I'm still waiting for the day someone, or something, would claw and take out her throat. That would be nice.

I heaved a deep sigh, and forced myself to raise my head. I stare at the phone on my hand, the only thing that has the chance to make me connect to anything.

'I should be doing my homework.' I thought to myself.

My attention went elsewhere. I could hear noises from outside my window. Children playing and shouting. Good for them.

I placed down my phone, and look at the sheets of paper and book I should be answering. It's my responsibility, but I can't even lift my hand to pick up the pen.

Alas, I let myself warm my seat and stare into a wall in my room. I didn't mind the tears forming in my eyes, yet I'm not gonna let them fall.

I didn't do anything, but I feel this wave of guilt constantly crashing in me. As if a crime happened, and it was all my fault.

When did I go wrong? When did it all stop working out for me?

I forced a chuckle, expecting a laugh. The medicine didn't work and it disappointed me. I disappointed myself.

I hate myself.

Biglang tumunog ang phone ko. Tinignan ko 'yon at nalaman na may chat ang class president namin sa groupchat.

President:
Isa nalang ang hinihintay namin. Alam kong binabasa mo 'to. It's okay if you don't feel like visiting. 

Tinitigan ko pa nang ilang minuto ang screen bago ko 'yon patayin. Huminga ako nang malalim nang ilang beses until, finally, binangon ko ang sarili ko. 

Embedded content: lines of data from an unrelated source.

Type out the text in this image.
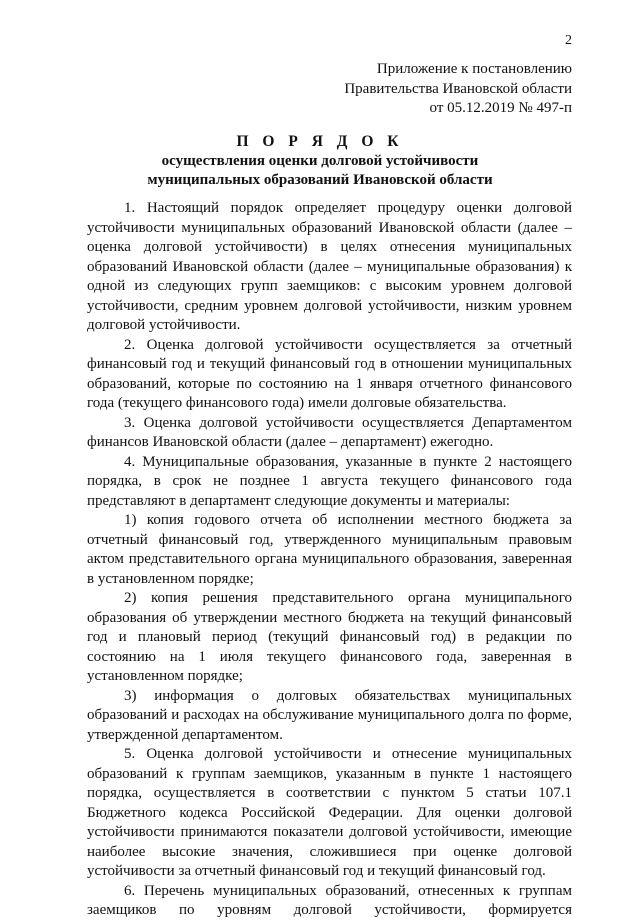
2
Приложение к постановлению
Правительства Ивановской области
от 05.12.2019 № 497-п
П О Р Я Д О К
осуществления оценки долговой устойчивости
муниципальных образований Ивановской области

1. Настоящий порядок определяет процедуру оценки долговой устойчивости муниципальных образований Ивановской области (далее – оценка долговой устойчивости) в целях отнесения муниципальных образований Ивановской области (далее – муниципальные образования) к одной из следующих групп заемщиков: с высоким уровнем долговой устойчивости, средним уровнем долговой устойчивости, низким уровнем долговой устойчивости.

2. Оценка долговой устойчивости осуществляется за отчетный финансовый год и текущий финансовый год в отношении муниципальных образований, которые по состоянию на 1 января отчетного финансового года (текущего финансового года) имели долговые обязательства.

3. Оценка долговой устойчивости осуществляется Департаментом финансов Ивановской области (далее – департамент) ежегодно.

4. Муниципальные образования, указанные в пункте 2 настоящего порядка, в срок не позднее 1 августа текущего финансового года представляют в департамент следующие документы и материалы:

1) копия годового отчета об исполнении местного бюджета за отчетный финансовый год, утвержденного муниципальным правовым актом представительного органа муниципального образования, заверенная в установленном порядке;

2) копия решения представительного органа муниципального образования об утверждении местного бюджета на текущий финансовый год и плановый период (текущий финансовый год) в редакции по состоянию на 1 июля текущего финансового года, заверенная в установленном порядке;

3) информация о долговых обязательствах муниципальных образований и расходах на обслуживание муниципального долга по форме, утвержденной департаментом.

5. Оценка долговой устойчивости и отнесение муниципальных образований к группам заемщиков, указанным в пункте 1 настоящего порядка, осуществляется в соответствии с пунктом 5 статьи 107.1 Бюджетного кодекса Российской Федерации. Для оценки долговой устойчивости принимаются показатели долговой устойчивости, имеющие наиболее высокие значения, сложившиеся при оценке долговой устойчивости за отчетный финансовый год и текущий финансовый год.

6. Перечень муниципальных образований, отнесенных к группам заемщиков по уровням долговой устойчивости, формируется
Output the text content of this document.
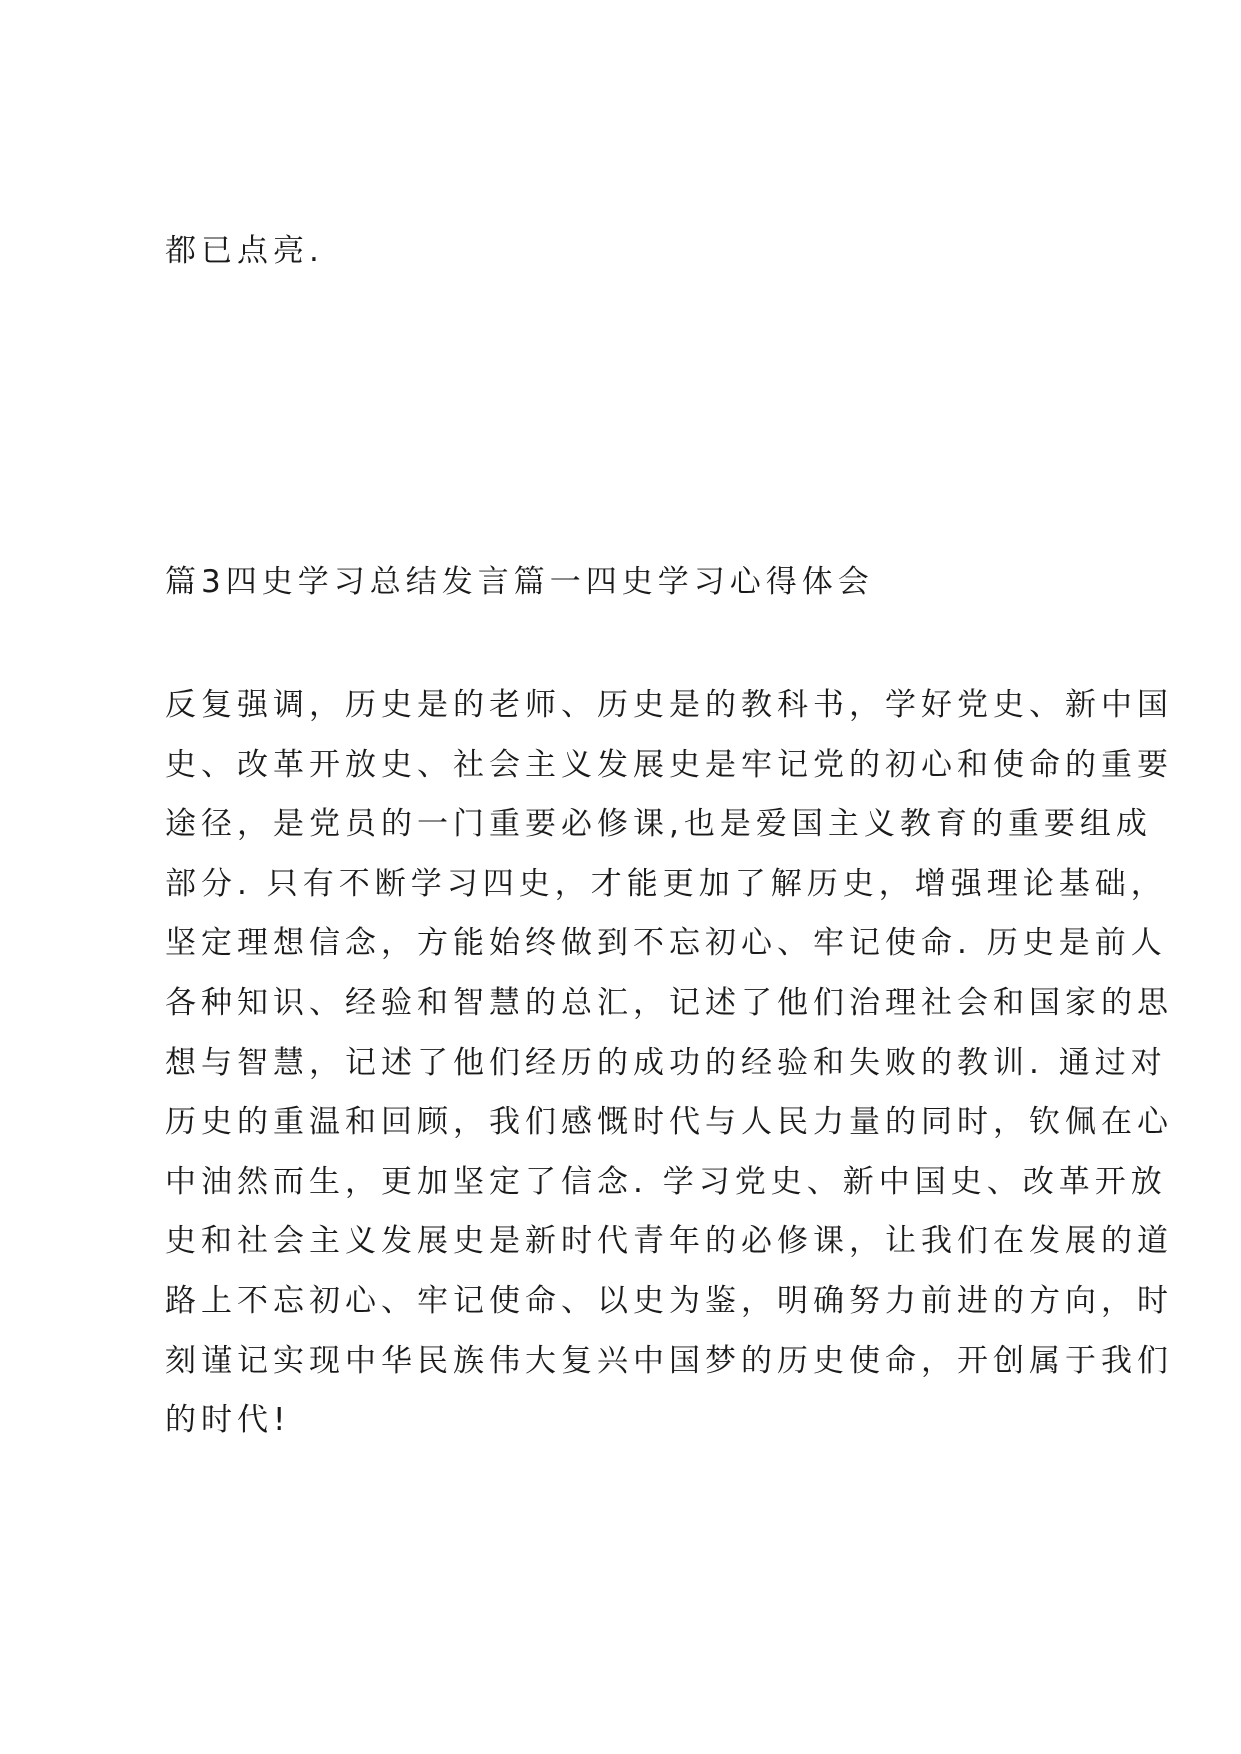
都已点亮.
篇3四史学习总结发言篇一四史学习心得体会
反复强调，历史是的老师、历史是的教科书，学好党史、新中国
史、改革开放史、社会主义发展史是牢记党的初心和使命的重要
途径，是党员的一门重要必修课,也是爱国主义教育的重要组成
部分. 只有不断学习四史，才能更加了解历史，增强理论基础，
坚定理想信念，方能始终做到不忘初心、牢记使命. 历史是前人
各种知识、经验和智慧的总汇，记述了他们治理社会和国家的思
想与智慧，记述了他们经历的成功的经验和失败的教训. 通过对
历史的重温和回顾，我们感慨时代与人民力量的同时，钦佩在心
中油然而生，更加坚定了信念. 学习党史、新中国史、改革开放
史和社会主义发展史是新时代青年的必修课，让我们在发展的道
路上不忘初心、牢记使命、以史为鉴，明确努力前进的方向，时
刻谨记实现中华民族伟大复兴中国梦的历史使命，开创属于我们
的时代!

I went out of my room, went down stairs, ignored the shouts and screams, and left the house. It's like my feet has it's mind of it's own. 

What am I doing? Where am I going?

I found myself going to our nearby park. I immediately heard my heart beat fasters as I stepped on the pavements. My body felt like it was warming up.

"Hey!" 

I raised my head when I heard one of my classmates. I saw them gathered up, some were sitting on a picnic blanket, all in front of a blossoming tree. 

One of them came to me and wrapped his arm around my shoulder as he walks me to the group. 

"We're glad you could come." our president said when I reached them, giving me a wistful smile. 

With heavy steps, I went closer to the tree. 

I pressed my hand against it. I thought it was a withering back then, but here it is, thriving. It's bark is healthy, and leaves are green and bright. 

The sunlight seeped through the leaves, giving me the comfort I suddenly felt. I raised my head as I close my eyes. 

Weird how heaviness was piling up in my chest. I wonder how long will it be trapped there.

I once again opened my eyes, just as I saw a leaf fall off from a branch. I never had the energy to react to anything since a few months. 

"We all miss her." our president stood by my side, gazing at the tree as well. "I wonder what she thinks of us now." 

My mouth gaped as I tried pushed a word out of it. I'm having a hard time with it. 

"I miss her." he said again.

Heaving a sigh, I lowered my head. I released my hands grip. I felt rain drops fall down on my face. I looked at the ground. I unclenched my jaw. 

"Me too."

If it was me, will the tree be as healthy as it is right now? I wonder. 

For sure, if it was me, it long have been withered. How I missed.